В расстегнутом камзоле, с влажными от пота волосами, Хуан с трудом встал, он уже сильно набрался, чтобы произнести тост. Поднял чашу, но не мог держать ее ровно, и вино закапало на стол. Хофре попытался ему помочь, но Хуан грубо отпихнул его. Тост произносил заплетающимся языком, глядя на Чезаре:
– За побег моего брата из лагеря французов. За его умение избегать опасности, где бы она ни возникала. То ли надев кардинальскую шляпу, то ли убежав от французов. Некоторые называют сие отвагой… я называю трусостью… – и он громко расхохотался.
Чезаре вскочил на ноги, положил руку на рукоять меча. Двинулся на Хуана, но его перехватил Джо Медичи и с помощью Хофре и бросившейся к ним Ваноццы смог оттащить назад.
– Он не понимает, что говорит, Чезаре, – убеждала старшего сына Ваноцца. – Напился и несет чушь.
Чезаре сверкнул глазами, его лицо закаменело.

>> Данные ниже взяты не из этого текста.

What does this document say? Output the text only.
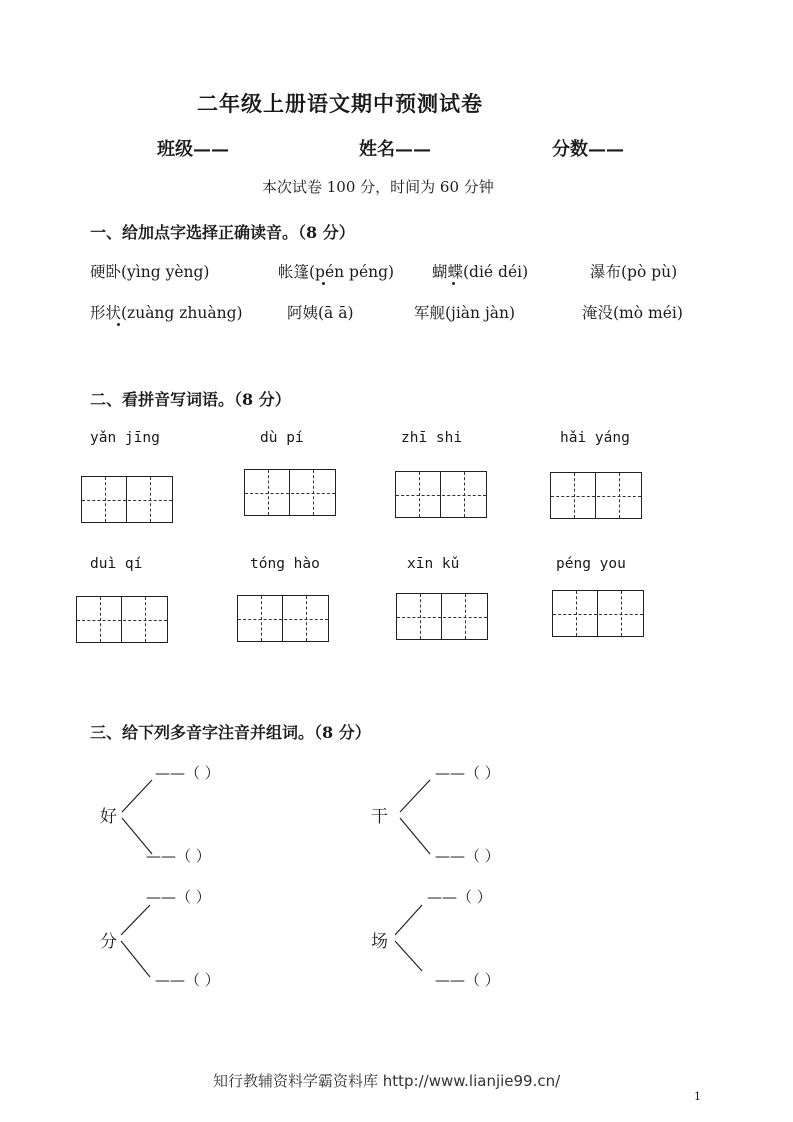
二年级上册语文期中预测试卷
班级——	姓名——	分数——
本次试卷 100 分，时间为 60 分钟
一、给加点字选择正确读音。（8 分）
硬卧(yìng yèng)	帐篷(pén péng) 蝴蝶(dié déi)	瀑布(pò pù)
形状(zuàng zhuàng)	阿姨(ā ā)	军舰(jiàn jàn)	淹没(mò méi)
二、看拼音写词语。（8 分）
yǎn jīng	dù pí	zhī shi	hǎi yáng
duì qí	tóng hào	xīn kǔ	péng you
三、给下列多音字注音并组词。（8 分）
好
——（ ）
——（ ）
干
——（ ）
——（ ）
分
——（ ）
——（ ）
场
——（ ）
——（ ）
知行教辅资料学霸资料库 http://www.lianjie99.cn/
1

– Все он понимает, мама, и не будь мы в твоем доме, я бы тут же убил наглеца… пусть он мой брат и твой сын.
Джо усадил за стол все еще дрожащего от ярости Чезаре. После стычки братьев веселья у гостей заметно поубавилось. Теперь они перешептывались между собой.
Потом молодой человек в маске поднялся, что-то тихо сказал Хуану. Тот, заметно протрезвев, встал.
– Прошу меня извинить. У меня встреча, которую я не могу пропустить.
Паж помог ему надеть темно-синий плащ, и Хуан ушел в сопровождении одного из своих оруженосцев и высокого мужчины в маске.
Вскоре разошлись и гости. Чезаре, его брат Хофре, Джо и Асканьо Сфорца уехали последними. Чезаре, вскочив на лошадь, на прощание помахал рукой Ваноцце и ее молодому швейцарскому гвардейцу.
Мужчины неспешно въехали в город. На перекрестке у дворца Борджа остановились и достаточно долго обсуждали инцидент с Хуаном. Чезаре ясно дал понять, что не намерен терпеть пьяные выходки брата и отсутствие у того верности семье. Он намеревался переговорить с Хуаном и внушить ему, что случившееся у Ваноццы более чем серьезно. Сначала поговорить, а потом, если придется, решить вопрос кардинально. Хуан, конечно, не мог не понимать, что в поединке с Чезаре шансов у него нет, а потому ему предстояло извиняться не только перед Чезаре, но и всеми, кого он оскорбил своим поведением, замарав честь всей семьи Борджа. Чезаре прекрасно знал, что трус – Хуан, а не он, что бы ни говорил его брат.
[9] Гетто – районы Рима, населенные преимущественно богемой и, естественно, жрицами любви.